According to the bank, the country’s imports will grow at an average of 7 percent annually over the next five years, dwarfing the export growth, which is estimated at 5 percent. World Trade Organisation said the country’s exports grew 2.1 percent to $78.64 billion in the January-March period this year versus the 21.8 percent growth in imports to $ 122.47 billion.
The slowdown in export growth is attributed to issues with the global economic environment while the elevated crude oil prices have meant the imports are also high.
This has put a strain on the current account deficit, which was at its widest at 4.3 percent for FY12 and is seen as one of the factors contributing to the recent fall in rupee.

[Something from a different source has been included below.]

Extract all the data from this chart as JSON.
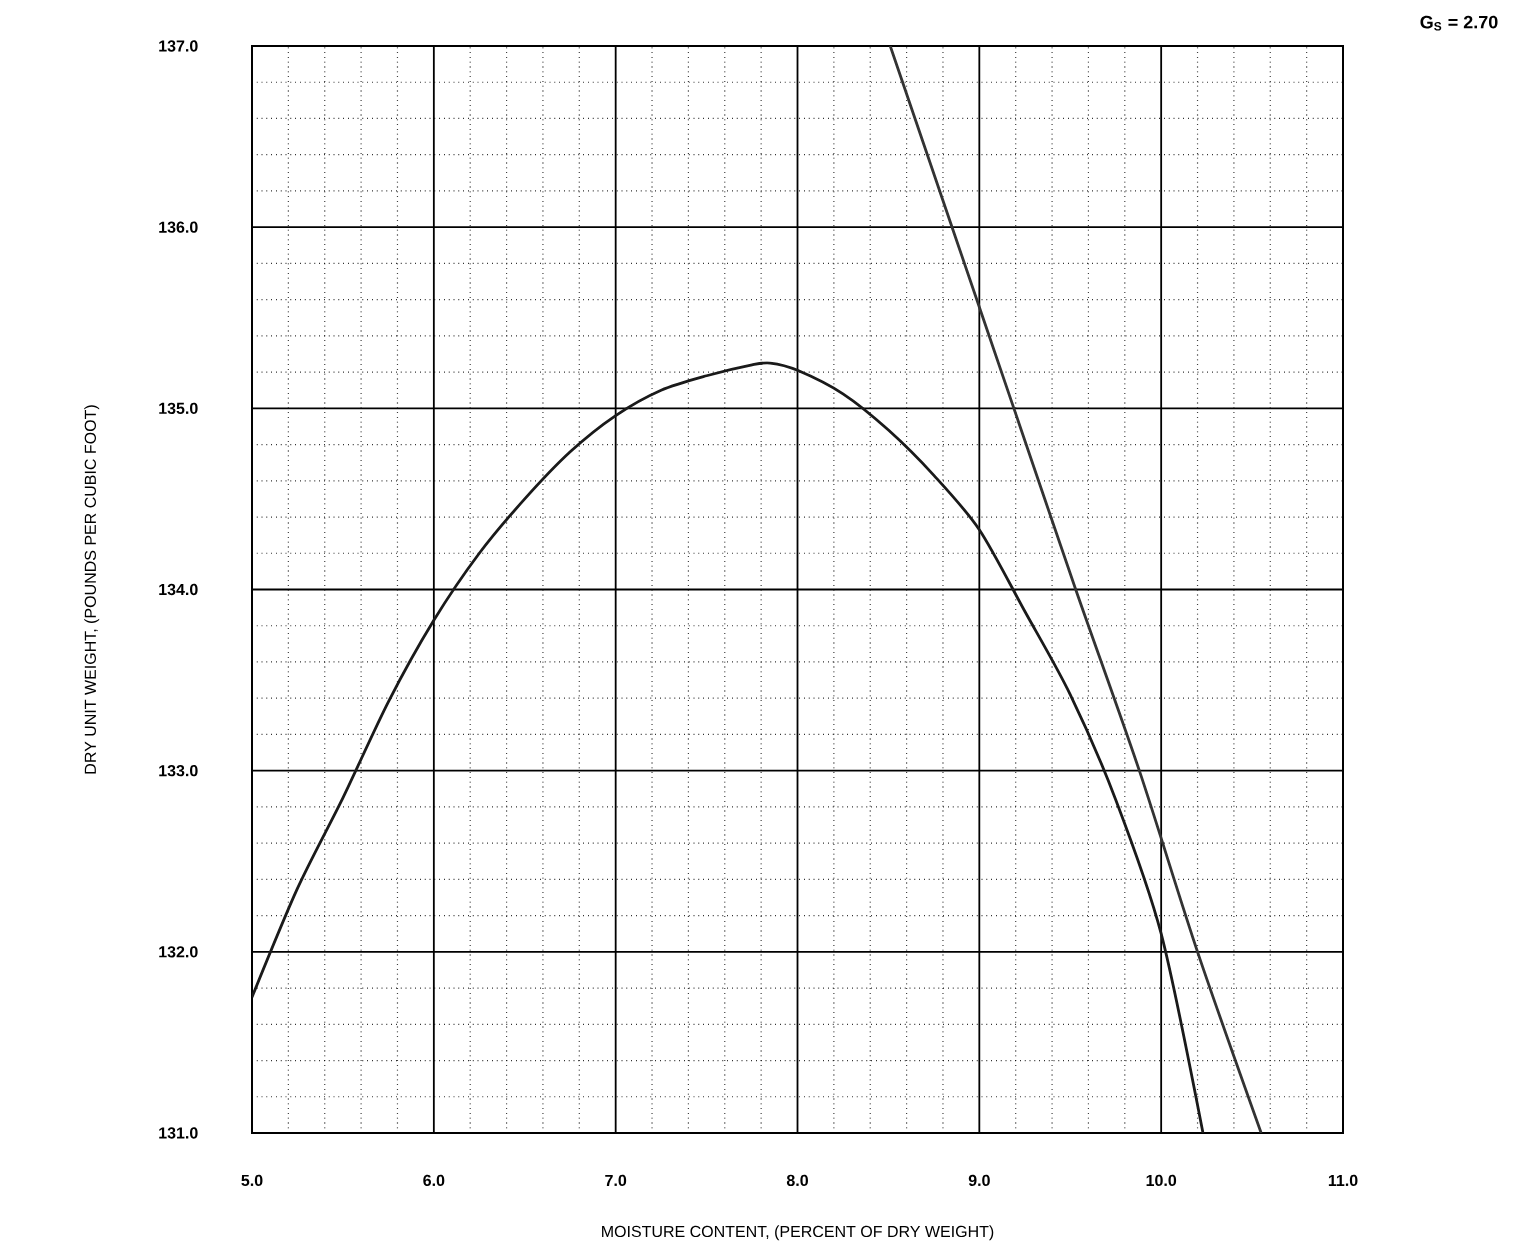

HSBC also predicted that the country will be the fastest growing importer and exporter in the next five years. It said their exports to China will grow at an average of 8 percent till 2016, while imports will be up 11 percent.
Among the emerging trade corridors, HSBC said the country’s exports to Malaysia, Vietnam and Indonesia are expected to grow at around 11 percent while those to Nigeria and UAE will be up by 10 percent.
On the imports front, Oman will lead with a growth of 15.7 percent, followed by Brazil at 14 percent, it said. The HSBC report, titled ‘Global Connections’, also said confidence in India has fallen in the last six months, citing its trade confidence index.